🤖 AI Summary
Excessive clinical documentation burden impedes healthcare efficiency. Method: We propose a large language model (LLM)-based automation framework comprising (1) structured table generation from nurse verbal notes and (2) precise medical instruction extraction from physician–patient consultation transcripts. To address data scarcity and privacy constraints, we design an intelligent agent pipeline that synthesizes high-fidelity, de-identified, non-sensitive spoken clinical data. We release SYNUR—the first open-source dataset for nurse observation summarization—and SIMORD—the first dedicated benchmark for medical instruction extraction. We systematically evaluate both open-weight (e.g., Qwen, Llama) and proprietary (e.g., GPT-4o, o1) LLMs on real-world clinical tasks.
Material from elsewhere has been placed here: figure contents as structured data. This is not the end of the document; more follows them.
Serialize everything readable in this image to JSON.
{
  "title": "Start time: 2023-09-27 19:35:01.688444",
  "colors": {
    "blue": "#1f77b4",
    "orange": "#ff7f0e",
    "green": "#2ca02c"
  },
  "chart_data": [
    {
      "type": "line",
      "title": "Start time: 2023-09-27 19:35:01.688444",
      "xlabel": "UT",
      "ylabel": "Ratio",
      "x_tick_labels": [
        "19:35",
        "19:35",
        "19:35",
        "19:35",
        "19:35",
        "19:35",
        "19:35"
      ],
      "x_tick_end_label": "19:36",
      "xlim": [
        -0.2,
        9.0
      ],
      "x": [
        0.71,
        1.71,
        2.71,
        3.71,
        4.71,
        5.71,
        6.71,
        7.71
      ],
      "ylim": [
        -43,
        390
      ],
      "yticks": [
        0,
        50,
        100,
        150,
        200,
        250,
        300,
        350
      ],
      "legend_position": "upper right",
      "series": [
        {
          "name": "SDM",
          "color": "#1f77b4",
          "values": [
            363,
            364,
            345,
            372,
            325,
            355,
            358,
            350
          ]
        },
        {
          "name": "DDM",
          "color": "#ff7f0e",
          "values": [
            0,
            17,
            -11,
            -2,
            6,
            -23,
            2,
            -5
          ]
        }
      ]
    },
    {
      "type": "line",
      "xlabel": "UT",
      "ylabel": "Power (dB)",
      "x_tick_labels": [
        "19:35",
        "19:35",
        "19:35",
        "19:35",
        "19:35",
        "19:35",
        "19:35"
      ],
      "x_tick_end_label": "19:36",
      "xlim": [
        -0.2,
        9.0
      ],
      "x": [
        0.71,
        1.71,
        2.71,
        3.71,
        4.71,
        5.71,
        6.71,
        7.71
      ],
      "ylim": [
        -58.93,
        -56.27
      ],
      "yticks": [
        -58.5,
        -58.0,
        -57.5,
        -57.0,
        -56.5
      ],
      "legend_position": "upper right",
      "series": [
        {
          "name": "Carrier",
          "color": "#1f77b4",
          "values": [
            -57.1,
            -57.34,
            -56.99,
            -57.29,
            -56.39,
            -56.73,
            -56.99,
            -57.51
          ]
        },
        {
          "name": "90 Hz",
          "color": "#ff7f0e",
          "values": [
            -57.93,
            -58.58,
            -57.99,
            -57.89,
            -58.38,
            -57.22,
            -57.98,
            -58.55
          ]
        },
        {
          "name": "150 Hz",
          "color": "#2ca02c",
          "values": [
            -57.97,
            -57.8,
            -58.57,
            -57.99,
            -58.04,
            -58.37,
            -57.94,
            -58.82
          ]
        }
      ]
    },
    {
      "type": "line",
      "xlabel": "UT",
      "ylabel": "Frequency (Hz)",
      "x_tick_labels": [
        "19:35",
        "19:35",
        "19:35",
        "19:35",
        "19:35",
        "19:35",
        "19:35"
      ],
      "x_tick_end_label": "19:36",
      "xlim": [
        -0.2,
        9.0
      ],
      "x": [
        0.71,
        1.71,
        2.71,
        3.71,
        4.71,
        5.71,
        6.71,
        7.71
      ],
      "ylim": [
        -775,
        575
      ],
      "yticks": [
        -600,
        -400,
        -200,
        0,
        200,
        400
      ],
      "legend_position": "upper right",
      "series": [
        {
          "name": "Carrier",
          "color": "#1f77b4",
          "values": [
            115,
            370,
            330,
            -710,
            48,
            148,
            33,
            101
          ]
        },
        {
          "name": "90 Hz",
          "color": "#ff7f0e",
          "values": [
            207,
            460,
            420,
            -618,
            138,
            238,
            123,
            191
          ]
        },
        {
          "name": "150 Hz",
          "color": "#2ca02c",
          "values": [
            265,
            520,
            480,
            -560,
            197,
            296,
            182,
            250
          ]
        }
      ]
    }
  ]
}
Contribution/Results: Experiments demonstrate LLMs’ effectiveness on these high-value clinical NLP tasks, establishing a reproducible, scalable pathway toward structured electronic health record generation. Our work fills critical gaps in high-quality annotated clinical datasets and open evaluation benchmarks.
📝 Abstract
Large language models (LLMs) such as GPT-4o and o1 have demonstrated strong performance on clinical natural language processing (NLP) tasks across multiple medical benchmarks. Nonetheless, two high-impact NLP tasks - structured tabular reporting from nurse dictations and medical order extraction from doctor-patient consultations - remain underexplored due to data scarcity and sensitivity, despite active industry efforts. Practical solutions to these real-world clinical tasks can significantly reduce the documentation burden on healthcare providers, allowing greater focus on patient care. In this paper, we investigate these two challenging tasks using private and open-source clinical datasets, evaluating the performance of both open- and closed-weight LLMs, and analyzing their respective strengths and limitations. Furthermore, we propose an agentic pipeline for generating realistic, non-sensitive nurse dictations, enabling structured extraction of clinical observations. To support further research in both areas, we release SYNUR and SIMORD, the first open-source datasets for nurse observation extraction and medical order extraction.